NAIROBI, 3 février (Xinhua) -- Au moins 13 personnes
ont été tuées ce week-end dans l'ouest du Kenya, ce qui porte à plus de
40 le nombre de morts causés par la vague de violences qui a éclaté
dans cette région.
Selon des témoins de Rift Valley et Nyanza,
certaines personnes ont été tuées par la police et d'autres par des gang
armé de machettes.
Les nouvelles violences ont eu lieu après qu'une
église pendtecostiste fut incendié samedi par des jeunes hommes près de
la ville d'Eldoret, dans la province de Rift Valley.
D'après le neveu du pasteur, Peter Ndungu, le groupe
de jeunes ont mis le feu à l'église parce que sa tante appartient au tribu
de Kikuyu, soit celui du président Mwai Kibaki.
Le porte-parole de la police Eric Kiraithe a affrimé
pour sa part que dans la ville de Sotik, des gangs tenant des machettes
ou des flèches avaient commis des violences.
A Eldoret, des affrontements violents ont opposé des
jeunes hommes des tribus rivaux Kalenjin, Kikuyu et Kisii.
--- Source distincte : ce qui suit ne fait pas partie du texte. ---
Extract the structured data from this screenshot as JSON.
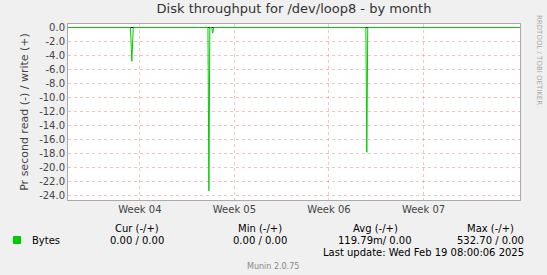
{
  "chart_data": {
    "type": "line",
    "title": "Disk throughput for /dev/loop8 - by month",
    "y_label": "Pr second read (-) / write (+)",
    "x": [
      3.24,
      3.9,
      3.915,
      3.93,
      4.72,
      4.73,
      4.74,
      4.76,
      4.77,
      4.78,
      6.39,
      6.4,
      6.41,
      8.02
    ],
    "series": [
      {
        "name": "Bytes",
        "color": "#00cc00",
        "values": [
          0,
          0,
          -4.8,
          0,
          0,
          -23.3,
          0,
          0,
          -0.8,
          0,
          0,
          -17.8,
          0,
          0
        ],
        "stats": [
          "0.00 / 0.00",
          "0.00 / 0.00",
          "119.79m/ 0.00",
          "532.70 / 0.00"
        ]
      }
    ],
    "stats_header": [
      "Cur (-/+)",
      "Min (-/+)",
      "Avg (-/+)",
      "Max (-/+)"
    ],
    "xlim": [
      3.24,
      8.02
    ],
    "xticks": [
      {
        "value": 4,
        "label": "Week 04"
      },
      {
        "value": 5,
        "label": "Week 05"
      },
      {
        "value": 6,
        "label": "Week 06"
      },
      {
        "value": 7,
        "label": "Week 07"
      }
    ],
    "ylim": [
      -24.6,
      0.5
    ],
    "yticks": [
      {
        "value": 0,
        "label": "0.0"
      },
      {
        "value": -2,
        "label": "-2.0"
      },
      {
        "value": -4,
        "label": "-4.0"
      },
      {
        "value": -6,
        "label": "-6.0"
      },
      {
        "value": -8,
        "label": "-8.0"
      },
      {
        "value": -10,
        "label": "-10.0"
      },
      {
        "value": -12,
        "label": "-12.0"
      },
      {
        "value": -14,
        "label": "-14.0"
      },
      {
        "value": -16,
        "label": "-16.0"
      },
      {
        "value": -18,
        "label": "-18.0"
      },
      {
        "value": -20,
        "label": "-20.0"
      },
      {
        "value": -22,
        "label": "-22.0"
      },
      {
        "value": -24,
        "label": "-24.0"
      }
    ],
    "grid": true,
    "annotations": [
      "Last update: Wed Feb 19 08:00:06 2025",
      "Munin 2.0.75",
      "RRDTOOL / TOBI OETIKER"
    ]
  }
}
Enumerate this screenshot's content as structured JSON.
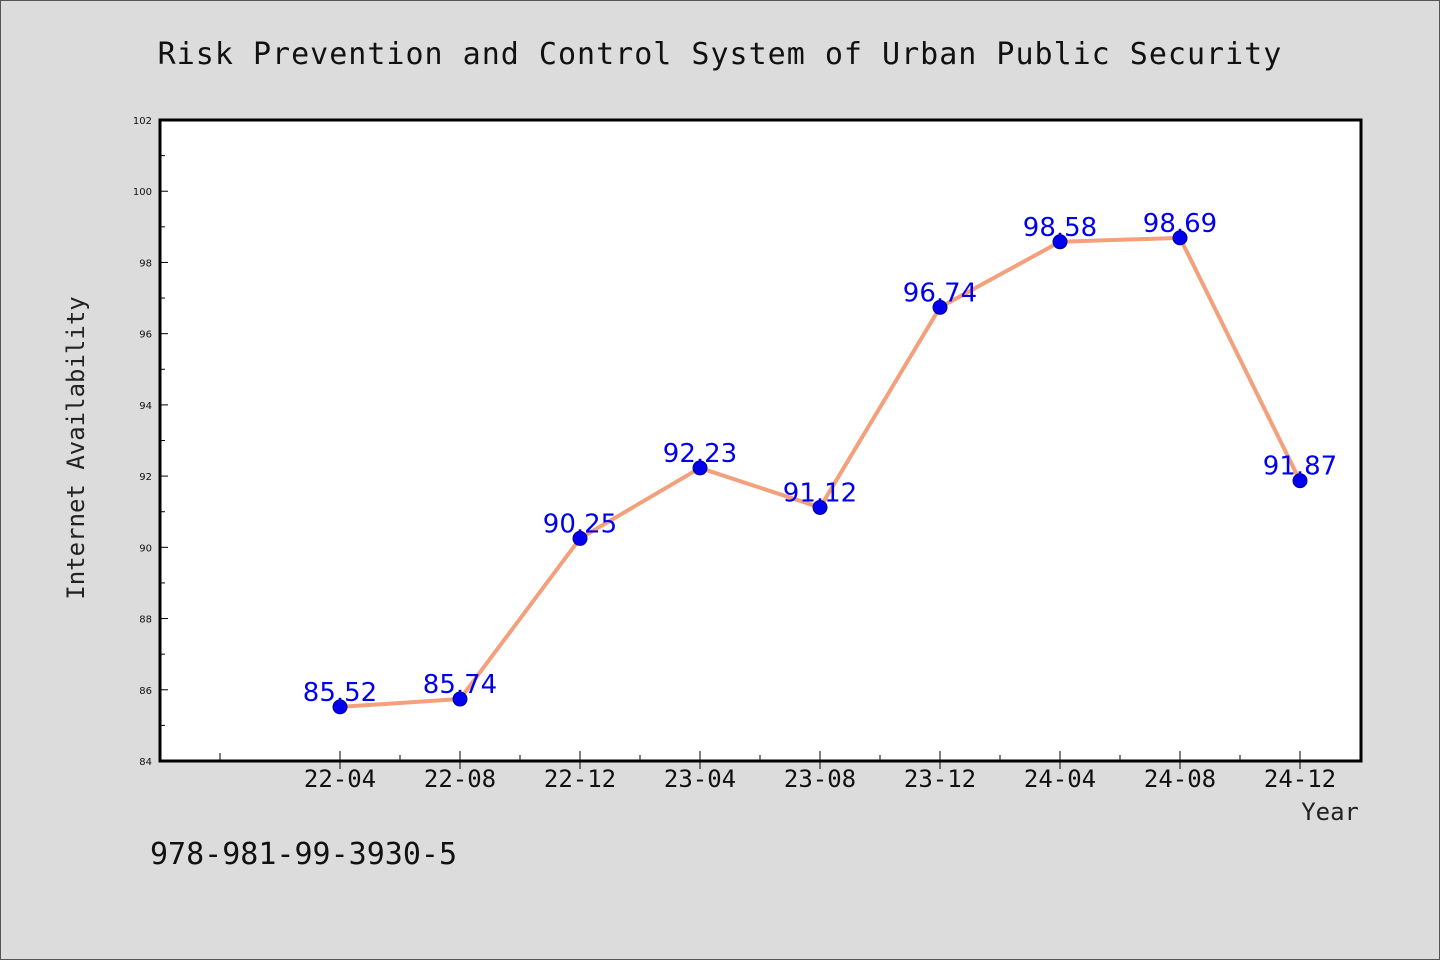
{
  "chart_data": {
    "type": "line",
    "title": "Risk Prevention and Control System of Urban Public Security",
    "xlabel": "Year",
    "ylabel": "Internet Availability",
    "categories": [
      "22-04",
      "22-08",
      "22-12",
      "23-04",
      "23-08",
      "23-12",
      "24-04",
      "24-08",
      "24-12"
    ],
    "series": [
      {
        "values": [
          85.52,
          85.74,
          90.25,
          92.23,
          91.12,
          96.74,
          98.58,
          98.69,
          91.87
        ],
        "data_labels": [
          "85.52",
          "85.74",
          "90.25",
          "92.23",
          "91.12",
          "96.74",
          "98.58",
          "98.69",
          "91.87"
        ],
        "line_color": "#f4a07c",
        "marker_color": "#0000ee"
      }
    ],
    "ylim": [
      84,
      102
    ],
    "yticks": [
      "84",
      "86",
      "88",
      "90",
      "92",
      "94",
      "96",
      "98",
      "100",
      "102"
    ],
    "grid": false,
    "legend": "none"
  },
  "footer": {
    "isbn": "978-981-99-3930-5"
  }
}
Ils ont
incendiés des maisons et bloqué des routes.
Selon Kiraithe, des dizaines de personnes ont été
blessées et près de 200 maisons sont parties en fumée.
Les nouvelles violences sont intervenues en dépit de
la signature vendredi d'accord de principe par le président Kibaki
et le leader de l'oppoistion Raila Odinga.
L'accord appelle les milices illégales à se
dissoudre et à ouvrir des enquêtes sur tous les crimes liés aux violences
post- électorales, y compris celles qui pourraient être commises par la
police.
Le nombre de morts causés par les
violences post-électorales, depuis fin décembre, est estimé à près de 900, alors
que 300.000 personnes ont fui leur foyer.